Let’s cut the nonsense. This EEIP direction was signed, sealed, and all but delivered before the plane touched down. Rupert didn’t fly across the Atlantic for the in-flight peanuts. He was there to secure the terms of the deal. Trump knew his job — provide the MAGA optics for his base while letting the money do its quiet work backstage. Ramaphosa’s job? Smile, talk development, and carry the flag. The actual business was conducted in golf-course whispers and private dinners.

Now, here’s the realpolitik part: I’m not entirely opposed to the outcome. Let’s be honest — if this unlocks broadband infrastructure in the Eastern Cape, if it gets fibre into schools in QwaQwa or job portals open in Giyani, then I’ll clench my jaw and live with the devil in the fine print. Because in a world where 50% youth unemployment is still treated like a sad fact of life rather than a national emergency, ideology sometimes needs to take a backseat to feeding people. If it takes a backroom deal with Rupert and Trump to do it — fine. But let’s not pretend it’s about justice.

Because this policy isn’t about empowerment. It’s about investment without ownership. It’s about foreign corporates avoiding local accountability by ticking B-BBEE boxes with “equivalent” gestures — funding a few incubators, sponsoring some coding bootcamps, and calling it transformation. It's the corporate version of a "thoughts and prayers" tweet.

Let me ask the uncomfortable question: if this is the biggest “empowerment” programme in ICT history, why does it require less actual black ownership?

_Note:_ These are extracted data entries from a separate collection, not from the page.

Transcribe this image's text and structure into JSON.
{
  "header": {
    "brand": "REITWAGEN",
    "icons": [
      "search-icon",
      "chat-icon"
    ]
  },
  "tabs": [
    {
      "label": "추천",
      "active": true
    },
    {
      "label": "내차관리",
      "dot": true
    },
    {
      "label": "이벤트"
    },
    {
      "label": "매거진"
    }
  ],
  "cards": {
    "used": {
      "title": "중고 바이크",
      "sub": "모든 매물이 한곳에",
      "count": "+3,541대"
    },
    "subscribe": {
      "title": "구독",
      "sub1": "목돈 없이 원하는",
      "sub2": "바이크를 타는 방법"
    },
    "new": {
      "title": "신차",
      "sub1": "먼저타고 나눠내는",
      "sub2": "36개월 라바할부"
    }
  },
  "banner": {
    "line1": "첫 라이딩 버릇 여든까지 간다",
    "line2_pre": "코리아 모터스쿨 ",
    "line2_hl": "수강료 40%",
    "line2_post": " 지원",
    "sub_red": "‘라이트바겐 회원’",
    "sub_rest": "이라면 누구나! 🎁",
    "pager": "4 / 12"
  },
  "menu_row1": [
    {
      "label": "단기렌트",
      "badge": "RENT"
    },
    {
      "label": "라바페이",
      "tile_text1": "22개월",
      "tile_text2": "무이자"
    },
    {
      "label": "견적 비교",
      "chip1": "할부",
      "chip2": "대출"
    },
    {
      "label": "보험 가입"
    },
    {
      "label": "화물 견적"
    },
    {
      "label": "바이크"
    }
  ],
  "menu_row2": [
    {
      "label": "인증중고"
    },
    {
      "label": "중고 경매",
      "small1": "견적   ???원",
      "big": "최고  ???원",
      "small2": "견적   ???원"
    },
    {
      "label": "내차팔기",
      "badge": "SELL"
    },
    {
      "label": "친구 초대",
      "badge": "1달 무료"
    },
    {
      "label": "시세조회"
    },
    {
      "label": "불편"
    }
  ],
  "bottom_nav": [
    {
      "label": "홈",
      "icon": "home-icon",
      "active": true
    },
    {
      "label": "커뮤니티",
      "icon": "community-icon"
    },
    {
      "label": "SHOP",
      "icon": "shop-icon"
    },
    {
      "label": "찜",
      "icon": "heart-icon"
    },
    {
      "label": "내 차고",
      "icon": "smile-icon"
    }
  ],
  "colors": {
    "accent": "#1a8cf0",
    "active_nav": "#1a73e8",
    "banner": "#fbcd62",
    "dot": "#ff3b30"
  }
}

The answer is simple: because power never cedes itself voluntarily. What we’re watching is a strategic retreat — a rearranging of the legal furniture to let the real players in without demanding a seat at the table for ordinary South Africans. It’s not new. We saw it with mining charters, we saw it with banks, and now we’re seeing it with digital infrastructure.

And here's the part that stings: the ANC signed off on it. Our supposed liberation movement handed the keys to a global elite and called it development. Steenhuisen — the DA’s gaffe-prone poster boy of tone-deafness — somehow ended up playing statesman in the deal, while black small business owners in Limpopo still can’t get reliable signal. If that’s not a metaphor, I don’t know what is.

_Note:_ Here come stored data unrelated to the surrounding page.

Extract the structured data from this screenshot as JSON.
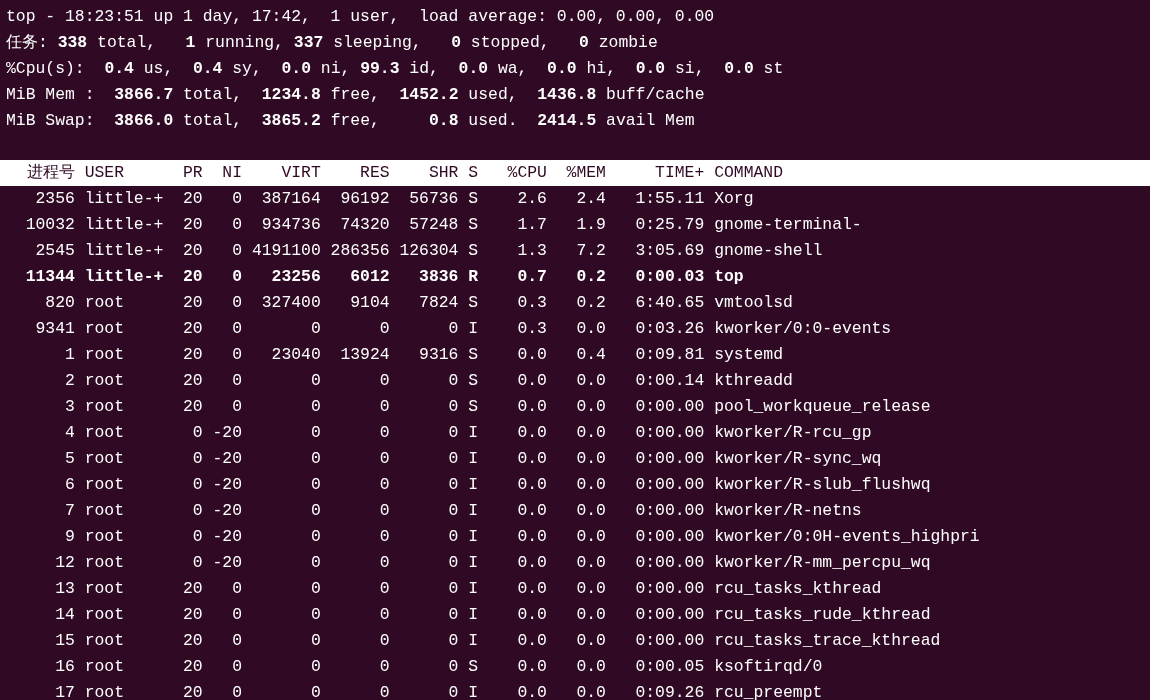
{
  "summary": [
    "top - 18:23:51 up 1 day, 17:42,  1 user,  load average: 0.00, 0.00, 0.00",
    "任务: **338** total,   **1** running, **337** sleeping,   **0** stopped,   **0** zombie",
    "%Cpu(s):  **0.4** us,  **0.4** sy,  **0.0** ni, **99.3** id,  **0.0** wa,  **0.0** hi,  **0.0** si,  **0.0** st",
    "MiB Mem :  **3866.7** total,  **1234.8** free,  **1452.2** used,  **1436.8** buff/cache",
    "MiB Swap:  **3866.0** total,  **3865.2** free,     **0.8** used.  **2414.5** avail Mem"
  ],
  "table": {
    "columns": [
      "进程号",
      "USER",
      "PR",
      "NI",
      "VIRT",
      "RES",
      "SHR",
      "S",
      "%CPU",
      "%MEM",
      "TIME+",
      "COMMAND"
    ],
    "rows": [
      {
        "bold": false,
        "cells": [
          "2356",
          "little-+",
          "20",
          "0",
          "387164",
          "96192",
          "56736",
          "S",
          "2.6",
          "2.4",
          "1:55.11",
          "Xorg"
        ]
      },
      {
        "bold": false,
        "cells": [
          "10032",
          "little-+",
          "20",
          "0",
          "934736",
          "74320",
          "57248",
          "S",
          "1.7",
          "1.9",
          "0:25.79",
          "gnome-terminal-"
        ]
      },
      {
        "bold": false,
        "cells": [
          "2545",
          "little-+",
          "20",
          "0",
          "4191100",
          "286356",
          "126304",
          "S",
          "1.3",
          "7.2",
          "3:05.69",
          "gnome-shell"
        ]
      },
      {
        "bold": true,
        "cells": [
          "11344",
          "little-+",
          "20",
          "0",
          "23256",
          "6012",
          "3836",
          "R",
          "0.7",
          "0.2",
          "0:00.03",
          "top"
        ]
      },
      {
        "bold": false,
        "cells": [
          "820",
          "root",
          "20",
          "0",
          "327400",
          "9104",
          "7824",
          "S",
          "0.3",
          "0.2",
          "6:40.65",
          "vmtoolsd"
        ]
      },
      {
        "bold": false,
        "cells": [
          "9341",
          "root",
          "20",
          "0",
          "0",
          "0",
          "0",
          "I",
          "0.3",
          "0.0",
          "0:03.26",
          "kworker/0:0-events"
        ]
      },
      {
        "bold": false,
        "cells": [
          "1",
          "root",
          "20",
          "0",
          "23040",
          "13924",
          "9316",
          "S",
          "0.0",
          "0.4",
          "0:09.81",
          "systemd"
        ]
      },
      {
        "bold": false,
        "cells": [
          "2",
          "root",
          "20",
          "0",
          "0",
          "0",
          "0",
          "S",
          "0.0",
          "0.0",
          "0:00.14",
          "kthreadd"
        ]
      },
      {
        "bold": false,
        "cells": [
          "3",
          "root",
          "20",
          "0",
          "0",
          "0",
          "0",
          "S",
          "0.0",
          "0.0",
          "0:00.00",
          "pool_workqueue_release"
        ]
      },
      {
        "bold": false,
        "cells": [
          "4",
          "root",
          "0",
          "-20",
          "0",
          "0",
          "0",
          "I",
          "0.0",
          "0.0",
          "0:00.00",
          "kworker/R-rcu_gp"
        ]
      },
      {
        "bold": false,
        "cells": [
          "5",
          "root",
          "0",
          "-20",
          "0",
          "0",
          "0",
          "I",
          "0.0",
          "0.0",
          "0:00.00",
          "kworker/R-sync_wq"
        ]
      },
      {
        "bold": false,
        "cells": [
          "6",
          "root",
          "0",
          "-20",
          "0",
          "0",
          "0",
          "I",
          "0.0",
          "0.0",
          "0:00.00",
          "kworker/R-slub_flushwq"
        ]
      },
      {
        "bold": false,
        "cells": [
          "7",
          "root",
          "0",
          "-20",
          "0",
          "0",
          "0",
          "I",
          "0.0",
          "0.0",
          "0:00.00",
          "kworker/R-netns"
        ]
      },
      {
        "bold": false,
        "cells": [
          "9",
          "root",
          "0",
          "-20",
          "0",
          "0",
          "0",
          "I",
          "0.0",
          "0.0",
          "0:00.00",
          "kworker/0:0H-events_highpri"
        ]
      },
      {
        "bold": false,
        "cells": [
          "12",
          "root",
          "0",
          "-20",
          "0",
          "0",
          "0",
          "I",
          "0.0",
          "0.0",
          "0:00.00",
          "kworker/R-mm_percpu_wq"
        ]
      },
      {
        "bold": false,
        "cells": [
          "13",
          "root",
          "20",
          "0",
          "0",
          "0",
          "0",
          "I",
          "0.0",
          "0.0",
          "0:00.00",
          "rcu_tasks_kthread"
        ]
      },
      {
        "bold": false,
        "cells": [
          "14",
          "root",
          "20",
          "0",
          "0",
          "0",
          "0",
          "I",
          "0.0",
          "0.0",
          "0:00.00",
          "rcu_tasks_rude_kthread"
        ]
      },
      {
        "bold": false,
        "cells": [
          "15",
          "root",
          "20",
          "0",
          "0",
          "0",
          "0",
          "I",
          "0.0",
          "0.0",
          "0:00.00",
          "rcu_tasks_trace_kthread"
        ]
      },
      {
        "bold": false,
        "cells": [
          "16",
          "root",
          "20",
          "0",
          "0",
          "0",
          "0",
          "S",
          "0.0",
          "0.0",
          "0:00.05",
          "ksoftirqd/0"
        ]
      },
      {
        "bold": false,
        "cells": [
          "17",
          "root",
          "20",
          "0",
          "0",
          "0",
          "0",
          "I",
          "0.0",
          "0.0",
          "0:09.26",
          "rcu_preempt"
        ]
      }
    ]
  }
}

Meanwhile, Trump gets to say he struck a deal with Africa that protects “white farmers” and promotes “free enterprise”. Musk gets infrastructure access without lifting a finger. Rupert, the master chess player of local influence, walks away with a handshake that probably adds a few billion to the bottom line.

So yes — I see the benefits. Yes — I know some jobs will come. And yes — I understand that in politics, sometimes you have to stomach your enemies’ breath to get the oxygen your people need.

But let’s be clear-eyed. This wasn’t empowerment. It was appeasement. Strategic? Maybe. Necessary? Possibly. But don’t sell it to me as a moral victory. It was a political trade — one that let capital keep the throne while tossing a few breadcrumbs to the hungry.

If we’re going to play realpolitik, let’s at least be honest about who got played.

Look at Thiel with Palantir -  spy software - and Elon. Both from Apartheid SA. They took the playbook — control resources, surveil populations, crush unions, privatise everything, pretend it's meritocracy — and sold it to the Pentagon wearing velskoen. Now it’s called innovation instead of oppression.

And the worst part? America’s lapping it up. Because nothing says “freedom” like biometric policing, AI-led drone strikes, and billionaires with childhoods in Pretoria explaining “free speech” to Congress.